Tuesday’s operation concentrated on shops when looking for evidence of the use of ‘fraudulent billing systems.’ The new style tills that are linked to the Tax Authority have had a software embarrassment as it seems that many canny traders have found a way to thwart the supposedly secure computerised reporting system.
In total 178 businesses were inspected, mostly retail shops, restaurants, hairdressers and jewelry shops.
The officers have identified 108 businesses that allegedly had illegally used the billing programme, among 'other offenses.'
With an eye for the bottom line the Tax Authority made no mention of the folly of authorising and certifying a computer programme that a man in a shoe shop could circumvent, but instead announced with a degree of satisfaction that the total amount of fines could be 'as much as €3.1 million.'
There were suspicions as far back as September 2013 that the reporting system was not robust, and in the past two months the Tax Authority decided there was enough evidence to pounce, referring to this delay as a period of "complex investigation and collection of evidence."

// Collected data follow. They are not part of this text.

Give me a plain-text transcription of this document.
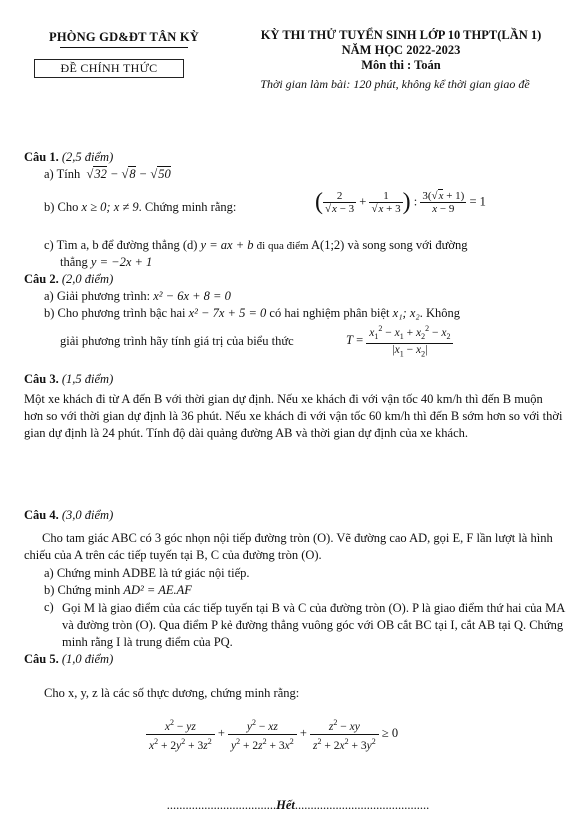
PHÒNG GD&ĐT TÂN KỲ
ĐỀ CHÍNH THỨC
KỲ THI THỬ TUYỂN SINH LỚP 10 THPT(LẦN 1)
NĂM HỌC 2022-2023
Môn thi : Toán
Thời gian làm bài: 120 phút, không kể thời gian giao đề
Câu 1. (2,5 điểm)
a) Tính  √32 − √8 − √50
b) Cho x ≥ 0; x ≠ 9. Chứng minh rằng:	( $\frac{2}{√x - 3} + \frac{1}{√x + 3}$ ) : $\frac{3(√x + 1)}{x - 9} = 1$
c) Tìm a, b để đường thẳng (d) y = ax + b đi qua điểm A(1;2) và song song với đường
thẳng y = −2x + 1
Câu 2. (2,0 điểm)
a) Giải phương trình: x² − 6x + 8 = 0
b) Cho phương trình bậc hai x² − 7x + 5 = 0 có hai nghiệm phân biệt x₁; x₂. Không
giải phương trình hãy tính giá trị của biểu thức	$T = \frac{x_1^2 - x_1 + x_2^2 - x_2}{|x_1 - x_2|}$
Câu 3. (1,5 điểm)
Một xe khách đi từ A đến B với thời gian dự định. Nếu xe khách đi với vận tốc 40 km/h thì đến B muộn hơn so với thời gian dự định là 36 phút. Nếu xe khách đi với vận tốc 60 km/h thì đến B sớm hơn so với thời gian dự định là 24 phút. Tính độ dài quảng đường AB và thời gian dự định của xe khách.
Câu 4. (3,0 điểm)
Cho tam giác ABC có 3 góc nhọn nội tiếp đường tròn (O). Vẽ đường cao AD, gọi E, F lần lượt là hình chiếu của A trên các tiếp tuyến tại B, C của đường tròn (O).
a) Chứng minh ADBE là tứ giác nội tiếp.
b) Chứng minh AD² = AE.AF
c) Gọi M là giao điểm của các tiếp tuyến tại B và C của đường tròn (O). P là giao điểm thứ hai của MA và đường tròn (O). Qua điểm P kẻ đường thẳng vuông góc với OB cắt BC tại I, cắt AB tại Q. Chứng minh rằng I là trung điểm của PQ.
Câu 5. (1,0 điểm)
Cho x, y, z là các số thực dương, chứng minh rằng:
$\frac{x^2 - yz}{x^2 + 2y^2 + 3z^2} + \frac{y^2 - xz}{y^2 + 2z^2 + 3x^2} + \frac{z^2 - xy}{z^2 + 2x^2 + 3y^2} \ge 0$
...................................Hết...........................................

The Secretary of State for Fiscal Affairs, Paul Nuncio, suspended the license of the billing software on 24 April and, with the lound sound of a stable door slamming, started criminal proceedings against the company that had been selling the software.
Portugal’s Commerce and Trade Association said that the tax authorities really should take some of the blame and at least give shops, cafés and restaurants a period within which alternative software could be purchased, installed and staf trained in its use.
By making the current invoicing software illegal, Nuncio has caused havoc in the retail sector as companies trading over €100,000 a year must by law have an approved system installed, now tens of thousands of companies are in theory banned from trading until they have had a software changeover in a busy period in which two weeks have but 4 working days in each.
There are additional costs involved in training staff as well as buying a new software package, and all due to inadequate controls by the Tax Authority keen to launch a system that clearly had not been fully field-tested.
Nuncio is not having a good time. First, this abrupt action over a major software error which he has been aware of for months and secondly, the inability of the Finanças web portal to cope with the number of customers wishing to file their tax returns online before tonight’s deadline.
Perhaps not yet the time for Nuncio to be looking through the job ads, but certainly time for him to go a bit easier on those affected by the collateral damage of his decisions.